In vitro activity: GDC-0575 (also called ARRY-575, RG7741) is a novle, potent and selective inhibitor of CHK1 which specifically binds to and inhibits CHK1 with an IC50 of 1.2 nM. This allows tumor cells to bypass CHK1-dependent cell cycle arrest in the S and G2/M phases, which permits the cells to undergo DNA repair prior to enter into mitosis. CHK1 is an ATP-dependent serine-threonine kinase that phosphorylates cdc25 phosphatases in response to DNA damage. Therefore, CHK1 inhibition may sensitize tumor cells to the DNA damaging effects of certain chemotherapeutic agents.
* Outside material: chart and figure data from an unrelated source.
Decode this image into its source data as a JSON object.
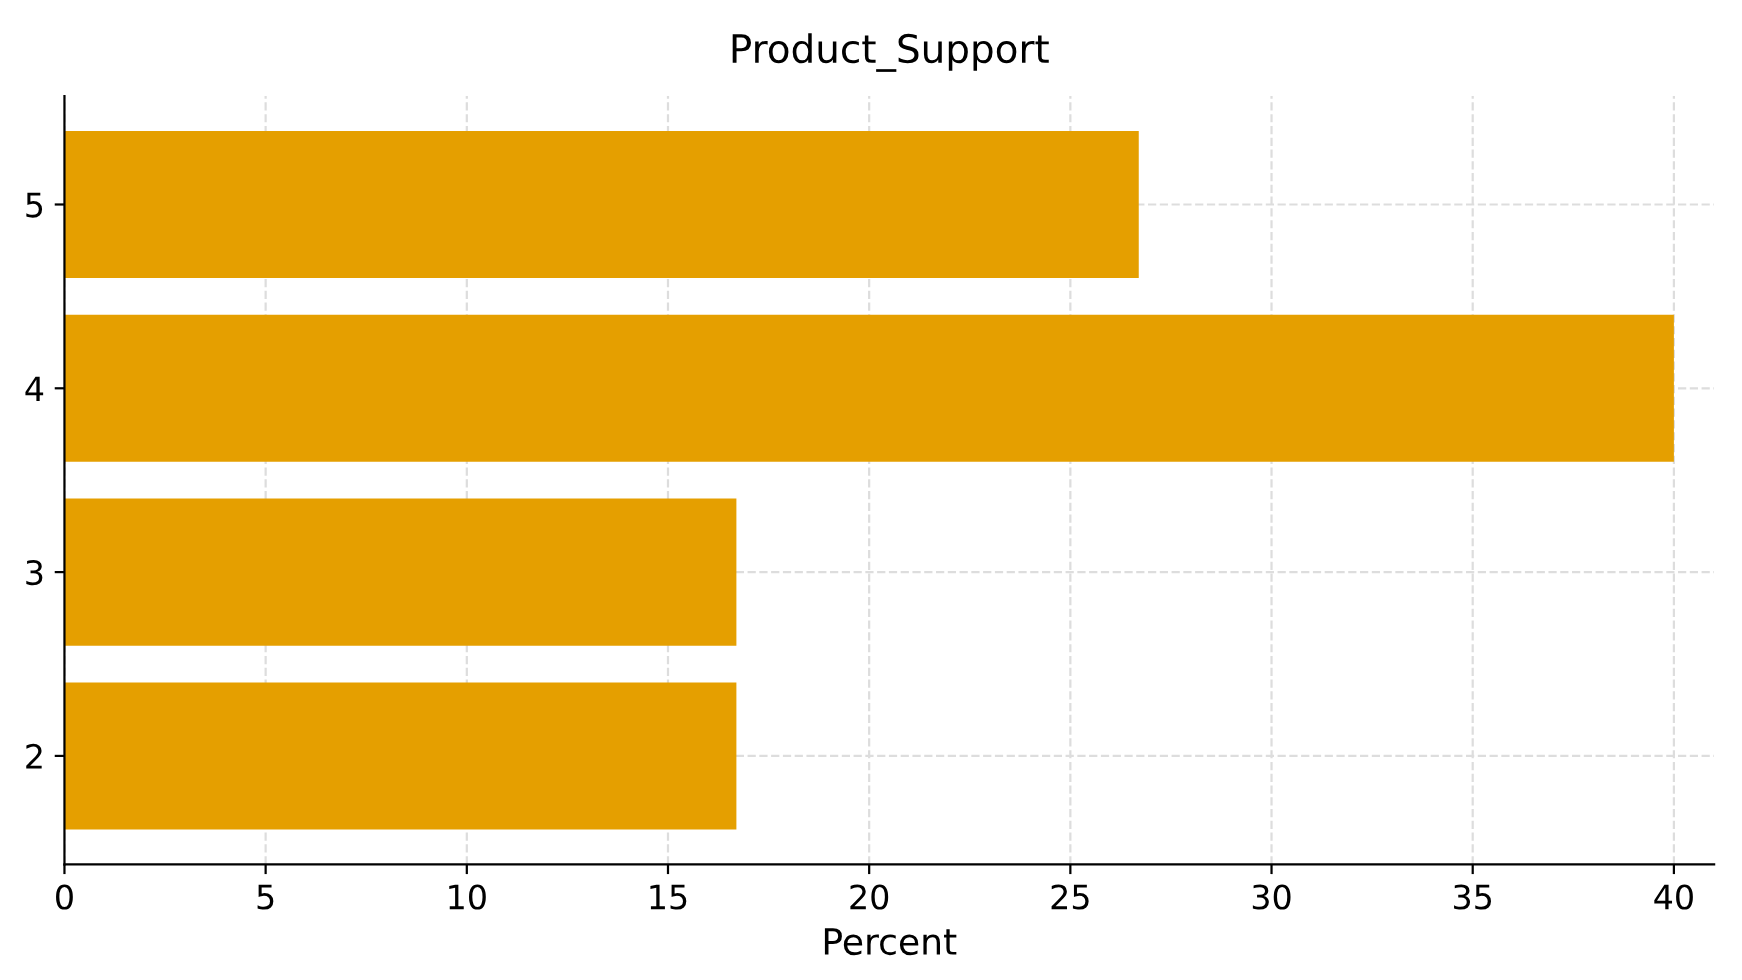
{
  "chart_data": {
    "type": "bar",
    "orientation": "horizontal",
    "title": "Product_Support",
    "xlabel": "Percent",
    "categories": [
      "5",
      "4",
      "3",
      "2"
    ],
    "values": [
      26.7,
      40,
      16.7,
      16.7
    ],
    "color": "#e59f00",
    "xlim": [
      0,
      41
    ],
    "xticks": [
      0,
      5,
      10,
      15,
      20,
      25,
      30,
      35,
      40
    ],
    "grid": true
  }
}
Kinase Assay: GDC-0575 (also called ARRY-575, RG7741) is a novle, potent and selective inhibitor of CHK1 which specifically binds to and inhibits CHK1 with an IC50 of 1.2 nM.
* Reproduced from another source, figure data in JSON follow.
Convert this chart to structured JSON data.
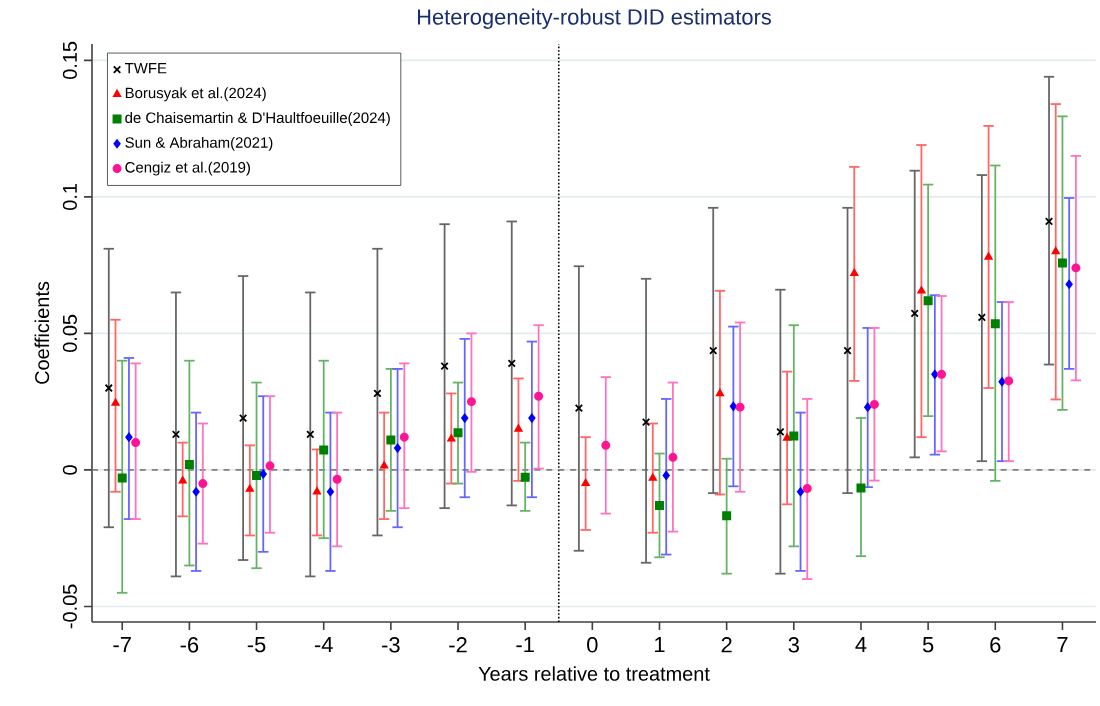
{
  "chart_data": {
    "type": "scatter",
    "title": "Heterogeneity-robust DID estimators",
    "xlabel": "Years relative to treatment",
    "ylabel": "Coefficients",
    "xlim": [
      -7.45,
      7.5
    ],
    "ylim": [
      -0.0557,
      0.156
    ],
    "xticks": [
      -7,
      -6,
      -5,
      -4,
      -3,
      -2,
      -1,
      0,
      1,
      2,
      3,
      4,
      5,
      6,
      7
    ],
    "yticks": [
      -0.05,
      0,
      0.05,
      0.1,
      0.15
    ],
    "grid": "y",
    "legend": "top left",
    "ref_lines": [
      {
        "axis": "x",
        "value": -0.5,
        "color": "#000000",
        "line_style": "dotted"
      },
      {
        "axis": "y",
        "value": 0,
        "color": "#808080",
        "line_style": "dashed"
      }
    ],
    "series": [
      {
        "name": "TWFE",
        "color": "#000000",
        "marker": "cross",
        "x": [
          -7.2,
          -6.2,
          -5.2,
          -4.2,
          -3.2,
          -2.2,
          -1.2,
          -0.2,
          0.8,
          1.8,
          2.8,
          3.8,
          4.8,
          5.8,
          6.8
        ],
        "values": [
          0.03,
          0.013,
          0.019,
          0.013,
          0.028,
          0.038,
          0.039,
          0.0226,
          0.0175,
          0.0437,
          0.0139,
          0.0437,
          0.0573,
          0.0559,
          0.091
        ],
        "errors": [
          [
            -0.021,
            0.081
          ],
          [
            -0.039,
            0.065
          ],
          [
            -0.033,
            0.071
          ],
          [
            -0.039,
            0.065
          ],
          [
            -0.024,
            0.081
          ],
          [
            -0.014,
            0.09
          ],
          [
            -0.013,
            0.091
          ],
          [
            -0.0296,
            0.0746
          ],
          [
            -0.034,
            0.07
          ],
          [
            -0.0085,
            0.096
          ],
          [
            -0.038,
            0.066
          ],
          [
            -0.0085,
            0.096
          ],
          [
            0.0046,
            0.1096
          ],
          [
            0.0032,
            0.108
          ],
          [
            0.0386,
            0.144
          ]
        ]
      },
      {
        "name": "Borusyak et al.(2024)",
        "color": "#ff0000",
        "marker": "triangle",
        "x": [
          -7.1,
          -6.1,
          -5.1,
          -4.1,
          -3.1,
          -2.1,
          -1.1,
          -0.1,
          0.9,
          1.9,
          2.9,
          3.9,
          4.9,
          5.9,
          6.9
        ],
        "values": [
          0.0245,
          -0.004,
          -0.007,
          -0.008,
          0.0015,
          0.0114,
          0.015,
          -0.0049,
          -0.003,
          0.028,
          0.0117,
          0.072,
          0.0656,
          0.078,
          0.08
        ],
        "errors": [
          [
            -0.008,
            0.055
          ],
          [
            -0.017,
            0.01
          ],
          [
            -0.024,
            0.009
          ],
          [
            -0.024,
            0.0075
          ],
          [
            -0.018,
            0.021
          ],
          [
            -0.005,
            0.028
          ],
          [
            -0.004,
            0.0335
          ],
          [
            -0.022,
            0.012
          ],
          [
            -0.023,
            0.017
          ],
          [
            -0.009,
            0.0656
          ],
          [
            -0.0126,
            0.036
          ],
          [
            0.0326,
            0.111
          ],
          [
            0.012,
            0.119
          ],
          [
            0.03,
            0.126
          ],
          [
            0.0258,
            0.134
          ]
        ]
      },
      {
        "name": "de Chaisemartin & D'Haultfoeuille(2024)",
        "color": "#008000",
        "marker": "square",
        "x": [
          -7,
          -6,
          -5,
          -4,
          -3,
          -2,
          -1,
          0,
          1,
          2,
          3,
          4,
          5,
          6,
          7
        ],
        "values": [
          -0.003,
          0.002,
          -0.002,
          0.0073,
          0.011,
          0.0136,
          -0.0027,
          null,
          -0.013,
          -0.0168,
          0.0124,
          -0.0066,
          0.062,
          0.0535,
          0.0758
        ],
        "errors": [
          [
            -0.045,
            0.04
          ],
          [
            -0.035,
            0.04
          ],
          [
            -0.036,
            0.032
          ],
          [
            -0.025,
            0.04
          ],
          [
            -0.015,
            0.037
          ],
          [
            -0.005,
            0.032
          ],
          [
            -0.015,
            0.01
          ],
          null,
          [
            -0.032,
            0.006
          ],
          [
            -0.038,
            0.0041
          ],
          [
            -0.028,
            0.053
          ],
          [
            -0.0316,
            0.019
          ],
          [
            0.0197,
            0.1045
          ],
          [
            -0.004,
            0.1115
          ],
          [
            0.022,
            0.1295
          ]
        ]
      },
      {
        "name": "Sun & Abraham(2021)",
        "color": "#0000ff",
        "marker": "diamond",
        "x": [
          -6.9,
          -5.9,
          -4.9,
          -3.9,
          -2.9,
          -1.9,
          -0.9,
          0.1,
          1.1,
          2.1,
          3.1,
          4.1,
          5.1,
          6.1,
          7.1
        ],
        "values": [
          0.012,
          -0.008,
          -0.0015,
          -0.008,
          0.008,
          0.019,
          0.019,
          null,
          -0.002,
          0.0233,
          -0.008,
          0.023,
          0.035,
          0.0323,
          0.068
        ],
        "errors": [
          [
            -0.018,
            0.041
          ],
          [
            -0.037,
            0.021
          ],
          [
            -0.03,
            0.027
          ],
          [
            -0.037,
            0.021
          ],
          [
            -0.021,
            0.037
          ],
          [
            -0.01,
            0.048
          ],
          [
            -0.01,
            0.047
          ],
          null,
          [
            -0.031,
            0.026
          ],
          [
            -0.006,
            0.0525
          ],
          [
            -0.037,
            0.021
          ],
          [
            -0.0063,
            0.052
          ],
          [
            0.0056,
            0.064
          ],
          [
            0.0032,
            0.0615
          ],
          [
            0.037,
            0.0996
          ]
        ]
      },
      {
        "name": "Cengiz et al.(2019)",
        "color": "#ff1493",
        "marker": "circle",
        "x": [
          -6.8,
          -5.8,
          -4.8,
          -3.8,
          -2.8,
          -1.8,
          -0.8,
          0.2,
          1.2,
          2.2,
          3.2,
          4.2,
          5.2,
          6.2,
          7.2
        ],
        "values": [
          0.01,
          -0.005,
          0.0015,
          -0.0034,
          0.012,
          0.025,
          0.027,
          0.009,
          0.0046,
          0.023,
          -0.0068,
          0.024,
          0.035,
          0.0326,
          0.074
        ],
        "errors": [
          [
            -0.018,
            0.039
          ],
          [
            -0.027,
            0.017
          ],
          [
            -0.023,
            0.027
          ],
          [
            -0.028,
            0.021
          ],
          [
            -0.014,
            0.039
          ],
          [
            -0.0007,
            0.05
          ],
          [
            0.0005,
            0.053
          ],
          [
            -0.016,
            0.034
          ],
          [
            -0.0226,
            0.032
          ],
          [
            -0.008,
            0.054
          ],
          [
            -0.04,
            0.026
          ],
          [
            -0.0039,
            0.052
          ],
          [
            0.0068,
            0.0637
          ],
          [
            0.0032,
            0.0615
          ],
          [
            0.0328,
            0.115
          ]
        ]
      }
    ]
  }
}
Cell Assay: GDC-0575 is significantly more potent in promoting DNA damage, replication stress and cell death than V158411, LY2603618, and MK-8776 in a panel of melanoma cell lines. GDC-0575 abrogates DNA damage-induced S and G2–M checkpoints, exacerbates DNA double-strand breaks and induces apoptosis in STS cells. GDC-0575 has a synergistic or additive effect together with gemcitabine. CHK1 inhibitor GDC-0575 in combination with AraC enhances the killing of primary acute myeloid leukemia cells ex vivo by inducing apoptosis.